The United States meanwhile requested a meeting of NATO foreign ministers on the situation in Georgia, which could take place possibly early next week, a NATO spokeswoman said.
NO BLAME GAME
EU foreign policy chief Javier Solana said he would make recommendations on the possibility of sending peacekeepers at the next meeting of EU foreign ministers in early September.
Georgian Foreign Minister Ekaterine Tkeshelashvili arrived in Brussels to plead with the EU and NATO for assistance.
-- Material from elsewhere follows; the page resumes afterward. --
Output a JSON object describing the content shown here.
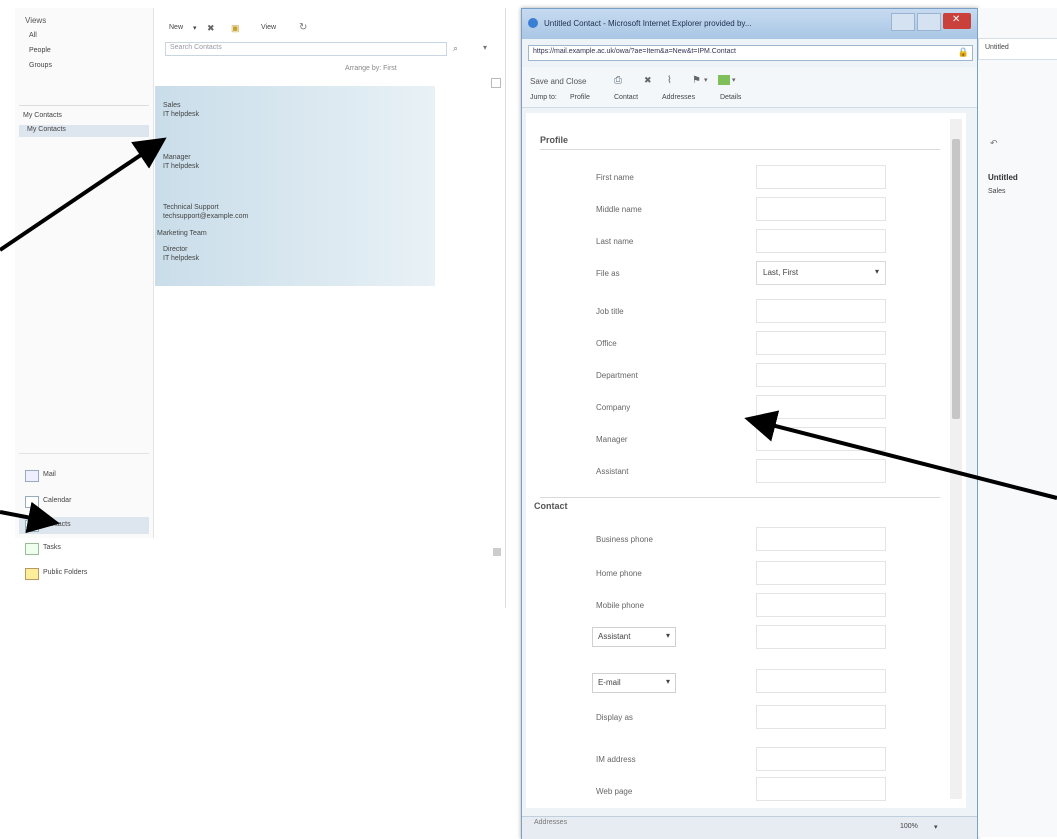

She charged that Russian forces were still attacking the Georgian town of Gori, outside South Ossetia.
Swedish Foreign Minister Carl Bildt, who visited Georgia for the pan-European Council of Europe human rights watchdog, cast doubt on whether Moscow would allow European monitors into areas it held.
"There are no signs of the Russians letting in anyone else," he said. "I don't really see it happening -- at the moment the Russians are firmly in control."
Bildt called the Russian military action "the gravest breach of the commitments of the Council of Europe."
But many ministers, led by Germany's Frank-Walter Steinmeier, declined to apportion blame and stressed that Russia's cooperation was vital to help resolve the conflict.
The fighting highlighted EU rifts over how to deal with Moscow which have dogged ties since the bloc's enlargement to embrace ex-communist central European states in 2004.
Poland and the Baltic states, wary of a resurgent Russia using its muscle to dominate neighbors, have condemned what they call Moscow's aggression against Georgia and want the EU to take a tough line.
British Foreign Secretary David Miliband said the EU should decide next month "whether or not and how" to continue talks on closer ties with Moscow.
"The international community will want to ensure that the message goes out that force is not the right way to take forward these difficult issues," Miliband said on arrival.
Lithuanian Foreign Minister Petras Vaitiekunas said there must be consequences for Russia's "unacceptable and unproportional" use of force.
But Steinmeier retorted: "I see no point in us getting lost in a long debate today about responsibility for and origins of the escalation of the last few days.
"You can decide to make strong statements with one-sided condemnations, or you can look to the future and take a real role in stabilizing the situation," he said.
U.S.-backed Georgian President Mikheil Saakashvili, who provoked Russian retaliation by sending Georgian troops to recapture the Moscow-backed rebel region last week, accepted Sarkozy's plan, lightly modified, late on Tuesday in Tbilisi.